The site of Charlottetown, as the capital of the island, and the seat of the provincial government and legislature, appears to have been extremely well chosen, whether in regard to its almost central position, its extensive inland communication by means of the rivers which unite their streams before it; or the superiority of its harbour, which possesses, moreover, the important advantage of having the greatest rise of tide in the Gulf anywhere below Cape Chatte, with the exception of Campbelltown in the Restigouche, which is inaccessible to vessels of large draught. All kinds of supplies may be obtained at Charlottetown, but water only from wells with pumps, which are numerous in the town. In the year 1856, 619 vessels (35,931 tons burthen) entered inwards, and 603 vessels (42,365 tons) cleared outwards; in the same year the total value of imports amounted to 182,499l., and of exports to 54,090l. In 1858 the population was about 8,000.

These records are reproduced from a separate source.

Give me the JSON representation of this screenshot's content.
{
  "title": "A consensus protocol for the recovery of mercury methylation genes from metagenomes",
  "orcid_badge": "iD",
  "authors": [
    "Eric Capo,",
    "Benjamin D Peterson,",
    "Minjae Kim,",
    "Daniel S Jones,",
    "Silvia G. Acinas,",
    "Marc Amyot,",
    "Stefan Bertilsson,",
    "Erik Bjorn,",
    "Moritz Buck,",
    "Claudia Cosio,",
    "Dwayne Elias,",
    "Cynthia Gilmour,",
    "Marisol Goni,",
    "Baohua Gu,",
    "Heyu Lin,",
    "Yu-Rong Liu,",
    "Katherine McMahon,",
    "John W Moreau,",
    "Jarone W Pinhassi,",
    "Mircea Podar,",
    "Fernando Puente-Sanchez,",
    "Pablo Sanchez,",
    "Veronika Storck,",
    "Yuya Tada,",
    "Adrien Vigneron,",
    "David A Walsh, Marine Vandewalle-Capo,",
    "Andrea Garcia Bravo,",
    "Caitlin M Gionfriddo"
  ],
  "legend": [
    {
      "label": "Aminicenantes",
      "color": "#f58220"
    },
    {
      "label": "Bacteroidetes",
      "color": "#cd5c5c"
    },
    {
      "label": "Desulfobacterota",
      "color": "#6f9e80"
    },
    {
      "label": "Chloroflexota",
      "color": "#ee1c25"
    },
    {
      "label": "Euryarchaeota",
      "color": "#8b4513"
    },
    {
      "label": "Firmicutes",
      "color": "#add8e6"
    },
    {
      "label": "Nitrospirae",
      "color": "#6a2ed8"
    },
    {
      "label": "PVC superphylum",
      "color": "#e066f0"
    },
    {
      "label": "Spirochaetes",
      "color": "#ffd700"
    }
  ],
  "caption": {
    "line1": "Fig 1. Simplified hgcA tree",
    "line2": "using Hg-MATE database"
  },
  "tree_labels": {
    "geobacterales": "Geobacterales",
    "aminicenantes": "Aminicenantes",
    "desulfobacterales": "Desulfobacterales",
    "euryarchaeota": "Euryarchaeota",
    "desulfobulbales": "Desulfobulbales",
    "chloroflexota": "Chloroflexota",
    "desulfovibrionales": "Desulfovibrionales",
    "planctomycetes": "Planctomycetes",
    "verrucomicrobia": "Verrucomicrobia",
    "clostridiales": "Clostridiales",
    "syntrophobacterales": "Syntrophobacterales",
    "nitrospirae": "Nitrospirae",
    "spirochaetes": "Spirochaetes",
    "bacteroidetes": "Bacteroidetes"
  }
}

Although primarily for navigation purposes, the Sailing Directions also could contain useful information about changing shore facilities and landmarks. The 1891 American edition of the Sailing Directions contained the following information about Charlottetown:

The Provincial building occupies the center of the public square, and is flanked on either side by the law courts and post-office, both substantial brick structures. The market house, a large wooden building, with a belfry at the west end containing the fire alarm, is situated west of the post-office, while St. Paul’s Church, a wooden building with a spire, occupies the east end of the square. The new Presbyterian Church, a handsome stone building, is situated at the NW. end of the town, and a convent, built of brick with a small belfry at the top, is conspicuous from the harbor. The Roman Catholic Cathedral, a wooden building with a large gilt cross at the top of the spire, and Bishop’s palace, of stone, near it, also show prominently. The lunatic asylum, a tine building of stone with a high tower, stands just north of Falcon Point. The railway station is at the east end of the town, and may be known by the wharf in connection with it, on which stand large chocolate-colored warehouses. St. Dunstan College, a Roman Catholic seminary, built of brick, stands on a hill 150 feet high, 11/2 miles to the northward of the town. The telegraph station is situated in Queen street, which runs northward from Queens Wharf, and is in connection with the Anglo-American Telegraph Company.

Sailing Directions continue to be published to this day and are a part of the suite of navigation tools available to sailors.